I'm not sure whether to be really pleased or really sad about this one. This week, I finally tapered for the 100 and cut the volume. After the Half a week ago, I worried I may have beat my legs up on the hard course despite not busting my ass in an all out effort. I did a couple days of easy distance then hit the track on Tuesday for some 1000s. Legs were just about good to go only 3 days after running the hilly "half". I did the 1000s at about 80-85%-subconsciously holding back and not burning down the barn so I could save it for the weekend. At this stage, it's better to cut back and go easy than risk not being fully fresh and recovered for the 100k.
So the 6.1k is the final race in the Luzhniki summer series and I had to run this one to secure my 2nd place standing. Now, I usually don't like to go out fast,nor do I care for races much less than 15k or a half anymore because all this ultra training builds endurance but tanks my speed. Well, I figured what the hell- every year I go out sane in this race and get boxed in during the 1st k. I decided to line up in front and try running a balls out pace and then seeing if I could hold on. It's only a 6k so if I feel crappy from going out hard I won't have to hang on too long and suffer. First K- 3.47  next, 3.45, 3.38(I surged to gap the girl half my age that was currently 3rd in the standings really I was up over 3 min on her in the standings but wanted to see if I could beat her in a short race for good measure). 3k split 11.10-that's when I thought hmmmmmmmmif I REALLY haul ass I MIGHT be able to eek a sub 19 5k. I was just following Zina Semeneva when I passed the girl 3rd in the standings. It was nice to have someone to try and stick with.Ok so follow Zina and I might run a decent time.... She has won and placed in many of the top marathons in the US over the yrs  like Twin Cities, and Boston.A couple yrs ago she won the masters at Twin Cities running a 2:40 in driving rain! She was 46 at the time-very few ppl in that age beacket can even come close-Zina rocks!  She is still very good. 4k-3.50 right at 15 min-a bit lazy of me. 5k (by the marker on the course  18.39   hmmm suspicious Garmin showed it shy about 40m sooo I'll take the REAL split which was 18.49). OK 3.49-makes sense. Zina was 4th and I ended up 5th. OK I used to regularly run my 5s under 19 or on a bad day just over for YEARS. Sometimes I'd get them quite a bit under 19 but never could run a 17(I don't train for this distance). When I moved to Moscow in 05 I pretty much quit running 5s and 10s because they are few and far between here. This is embarrassing- but the last time I saw a decent 5 was in the HEART RUN in Anchorage back in 2004. I was still very capable of putting down an 18 but just never had the opportunity in Moscow at the right time.Then came the bee ess that hit me in 2007 and I was never able to return to even near the level of speed I once had in the shorter stuff. I had pretty much written it off now since I sure as hell ain't gettin' any younger.
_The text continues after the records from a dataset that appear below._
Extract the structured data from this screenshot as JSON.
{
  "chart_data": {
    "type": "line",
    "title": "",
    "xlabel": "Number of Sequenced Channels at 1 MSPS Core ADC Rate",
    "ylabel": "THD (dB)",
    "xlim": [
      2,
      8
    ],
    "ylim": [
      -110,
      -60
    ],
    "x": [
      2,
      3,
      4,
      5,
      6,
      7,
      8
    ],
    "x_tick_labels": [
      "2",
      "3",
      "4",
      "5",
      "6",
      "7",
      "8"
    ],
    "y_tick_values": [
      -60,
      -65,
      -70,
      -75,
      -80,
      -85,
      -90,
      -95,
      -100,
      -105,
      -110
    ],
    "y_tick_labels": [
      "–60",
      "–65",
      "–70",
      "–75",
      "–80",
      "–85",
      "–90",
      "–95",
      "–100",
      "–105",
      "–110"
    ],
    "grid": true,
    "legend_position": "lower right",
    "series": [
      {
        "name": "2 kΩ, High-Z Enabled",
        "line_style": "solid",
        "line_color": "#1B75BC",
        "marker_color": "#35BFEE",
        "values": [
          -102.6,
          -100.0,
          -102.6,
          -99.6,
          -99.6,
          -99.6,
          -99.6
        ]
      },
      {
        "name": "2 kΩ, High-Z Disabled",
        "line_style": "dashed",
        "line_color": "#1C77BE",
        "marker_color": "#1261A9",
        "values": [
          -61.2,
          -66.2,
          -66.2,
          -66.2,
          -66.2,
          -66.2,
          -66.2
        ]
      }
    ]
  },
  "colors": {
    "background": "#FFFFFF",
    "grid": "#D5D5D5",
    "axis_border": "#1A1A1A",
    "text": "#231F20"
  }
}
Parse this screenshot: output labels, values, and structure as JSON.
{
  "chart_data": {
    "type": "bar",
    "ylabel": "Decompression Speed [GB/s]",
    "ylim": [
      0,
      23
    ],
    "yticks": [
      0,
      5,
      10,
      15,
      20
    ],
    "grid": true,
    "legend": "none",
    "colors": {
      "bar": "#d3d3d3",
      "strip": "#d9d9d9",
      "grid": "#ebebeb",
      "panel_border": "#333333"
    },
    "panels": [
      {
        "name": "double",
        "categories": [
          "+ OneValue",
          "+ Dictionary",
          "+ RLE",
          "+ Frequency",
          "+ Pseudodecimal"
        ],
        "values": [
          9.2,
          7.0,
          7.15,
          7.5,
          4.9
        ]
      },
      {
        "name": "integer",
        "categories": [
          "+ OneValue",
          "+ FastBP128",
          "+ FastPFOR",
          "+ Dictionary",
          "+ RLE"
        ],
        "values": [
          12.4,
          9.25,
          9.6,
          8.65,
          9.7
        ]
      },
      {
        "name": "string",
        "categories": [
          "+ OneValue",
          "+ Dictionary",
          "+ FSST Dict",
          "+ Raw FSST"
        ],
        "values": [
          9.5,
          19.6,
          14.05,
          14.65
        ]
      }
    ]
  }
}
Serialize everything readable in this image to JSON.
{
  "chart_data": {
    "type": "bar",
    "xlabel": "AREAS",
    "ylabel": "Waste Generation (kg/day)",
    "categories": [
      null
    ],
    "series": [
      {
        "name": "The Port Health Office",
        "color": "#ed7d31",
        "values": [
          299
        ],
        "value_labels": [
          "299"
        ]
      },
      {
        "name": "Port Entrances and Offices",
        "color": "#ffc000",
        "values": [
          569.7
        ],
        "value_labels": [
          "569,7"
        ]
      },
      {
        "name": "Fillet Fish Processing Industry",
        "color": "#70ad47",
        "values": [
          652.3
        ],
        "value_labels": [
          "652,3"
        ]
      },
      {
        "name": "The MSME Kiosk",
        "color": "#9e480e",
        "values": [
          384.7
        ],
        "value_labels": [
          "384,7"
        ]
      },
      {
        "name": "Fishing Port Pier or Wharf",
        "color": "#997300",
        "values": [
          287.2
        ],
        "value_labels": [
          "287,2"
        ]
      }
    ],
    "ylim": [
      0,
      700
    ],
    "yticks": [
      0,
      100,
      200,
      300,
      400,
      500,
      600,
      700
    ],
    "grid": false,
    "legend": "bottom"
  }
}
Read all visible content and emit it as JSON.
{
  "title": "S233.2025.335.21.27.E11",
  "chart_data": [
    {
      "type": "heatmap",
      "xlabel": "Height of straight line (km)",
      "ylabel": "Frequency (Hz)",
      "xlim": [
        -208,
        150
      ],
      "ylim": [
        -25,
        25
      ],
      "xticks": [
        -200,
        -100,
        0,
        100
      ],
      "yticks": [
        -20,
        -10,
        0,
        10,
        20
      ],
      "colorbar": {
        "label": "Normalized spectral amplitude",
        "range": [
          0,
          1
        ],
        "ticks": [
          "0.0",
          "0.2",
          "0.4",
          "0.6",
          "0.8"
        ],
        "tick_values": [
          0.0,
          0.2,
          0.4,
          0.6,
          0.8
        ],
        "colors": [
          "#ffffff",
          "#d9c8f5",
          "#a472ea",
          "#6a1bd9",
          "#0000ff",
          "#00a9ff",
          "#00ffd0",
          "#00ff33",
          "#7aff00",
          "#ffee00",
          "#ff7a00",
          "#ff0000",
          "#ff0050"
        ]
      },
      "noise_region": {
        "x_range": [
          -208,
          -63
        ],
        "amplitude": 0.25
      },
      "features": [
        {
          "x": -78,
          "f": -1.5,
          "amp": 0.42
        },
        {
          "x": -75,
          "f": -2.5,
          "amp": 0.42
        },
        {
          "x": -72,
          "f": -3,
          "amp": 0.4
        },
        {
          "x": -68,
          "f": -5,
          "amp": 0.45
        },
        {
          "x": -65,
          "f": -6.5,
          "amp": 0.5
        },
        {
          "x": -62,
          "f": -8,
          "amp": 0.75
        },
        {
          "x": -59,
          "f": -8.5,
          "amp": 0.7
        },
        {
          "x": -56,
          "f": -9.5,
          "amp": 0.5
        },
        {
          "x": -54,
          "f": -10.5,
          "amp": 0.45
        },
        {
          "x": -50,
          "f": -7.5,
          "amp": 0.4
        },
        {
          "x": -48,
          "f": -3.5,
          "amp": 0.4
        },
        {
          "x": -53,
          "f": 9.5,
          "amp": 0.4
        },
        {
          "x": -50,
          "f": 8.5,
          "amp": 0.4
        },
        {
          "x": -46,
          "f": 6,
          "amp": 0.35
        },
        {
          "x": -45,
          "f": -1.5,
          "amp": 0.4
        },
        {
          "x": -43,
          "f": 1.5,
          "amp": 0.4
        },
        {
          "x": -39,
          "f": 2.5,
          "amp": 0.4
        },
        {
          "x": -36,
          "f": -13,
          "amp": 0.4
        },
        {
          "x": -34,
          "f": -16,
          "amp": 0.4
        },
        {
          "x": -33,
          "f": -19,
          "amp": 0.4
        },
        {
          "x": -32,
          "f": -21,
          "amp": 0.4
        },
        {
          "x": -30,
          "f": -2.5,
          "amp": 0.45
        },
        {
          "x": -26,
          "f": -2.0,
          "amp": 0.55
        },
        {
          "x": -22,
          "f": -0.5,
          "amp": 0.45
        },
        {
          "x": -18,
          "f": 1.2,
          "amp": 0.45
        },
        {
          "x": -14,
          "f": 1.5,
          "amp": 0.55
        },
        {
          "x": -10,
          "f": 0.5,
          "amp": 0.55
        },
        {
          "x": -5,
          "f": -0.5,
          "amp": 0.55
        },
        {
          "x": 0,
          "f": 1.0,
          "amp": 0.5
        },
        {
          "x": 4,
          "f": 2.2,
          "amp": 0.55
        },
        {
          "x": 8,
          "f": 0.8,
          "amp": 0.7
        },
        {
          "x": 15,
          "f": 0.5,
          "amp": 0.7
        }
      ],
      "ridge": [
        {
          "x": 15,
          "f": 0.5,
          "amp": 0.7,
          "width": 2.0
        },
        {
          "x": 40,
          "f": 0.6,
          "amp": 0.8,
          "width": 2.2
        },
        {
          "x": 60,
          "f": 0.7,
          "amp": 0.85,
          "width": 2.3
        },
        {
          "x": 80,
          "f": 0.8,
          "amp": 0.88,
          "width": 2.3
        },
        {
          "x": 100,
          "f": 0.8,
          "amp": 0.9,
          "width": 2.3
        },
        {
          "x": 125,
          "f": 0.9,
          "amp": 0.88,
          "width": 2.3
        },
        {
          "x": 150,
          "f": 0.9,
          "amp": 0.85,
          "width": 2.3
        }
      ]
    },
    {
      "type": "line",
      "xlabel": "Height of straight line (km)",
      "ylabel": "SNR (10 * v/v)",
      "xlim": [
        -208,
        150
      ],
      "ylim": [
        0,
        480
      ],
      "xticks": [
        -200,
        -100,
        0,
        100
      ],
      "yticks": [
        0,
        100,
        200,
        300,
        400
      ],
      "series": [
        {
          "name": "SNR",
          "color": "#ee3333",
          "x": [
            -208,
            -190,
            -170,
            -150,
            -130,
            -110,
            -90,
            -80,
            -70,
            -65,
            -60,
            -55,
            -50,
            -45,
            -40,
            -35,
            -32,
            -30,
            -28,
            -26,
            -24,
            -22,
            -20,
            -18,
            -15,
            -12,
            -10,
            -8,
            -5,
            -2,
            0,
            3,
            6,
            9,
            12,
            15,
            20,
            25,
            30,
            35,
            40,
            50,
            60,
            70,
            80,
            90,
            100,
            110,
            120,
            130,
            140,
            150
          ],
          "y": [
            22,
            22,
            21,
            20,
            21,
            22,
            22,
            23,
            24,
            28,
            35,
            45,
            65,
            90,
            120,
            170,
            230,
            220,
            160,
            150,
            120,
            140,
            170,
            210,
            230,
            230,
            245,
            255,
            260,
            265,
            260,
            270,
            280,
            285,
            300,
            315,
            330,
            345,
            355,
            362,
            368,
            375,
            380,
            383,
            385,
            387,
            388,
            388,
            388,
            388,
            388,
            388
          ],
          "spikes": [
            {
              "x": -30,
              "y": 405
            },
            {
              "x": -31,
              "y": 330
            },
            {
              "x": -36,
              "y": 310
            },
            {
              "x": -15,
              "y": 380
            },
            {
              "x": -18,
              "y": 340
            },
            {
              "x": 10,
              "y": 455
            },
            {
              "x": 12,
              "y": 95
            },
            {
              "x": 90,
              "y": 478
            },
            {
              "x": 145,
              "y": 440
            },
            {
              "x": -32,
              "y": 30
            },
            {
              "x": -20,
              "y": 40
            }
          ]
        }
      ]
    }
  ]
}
So, How in the hell did I get into speed shape while training for a friggin' 100k doing high volume and high volume intervals? I don't have an answer here. So now I have mixed feelings about the 100. It's great my long since dead speed has finally come back, but after the 100 it will be gone and then I wonder if I'll ever have it back again. I've noticed my speed is unusually up this season too -first after a fast Kremlin Mile in June, then in track workouts it's faster and very consistent usually getting faster 2nd half of the session.
Which now raises another issue, speed and endurance are such that I could go after a PR in the marathon now. Ok, what if next yr I'm too damn old and can't get that fast again? No fall marathon for me because of the 100. I now have to wonder if I am doing the right thing.by running the 100. Coach seems to think it's cooler to be a sub 9 hour 100k runner than a sub 3 in the marathon. I'm not sure. I run every season like it's my lastbecause I never know what will happen down the road. I seriously hope I did not make a huge mistake by not going for time in the shorter stuff like thehalf and the marathon while I still can.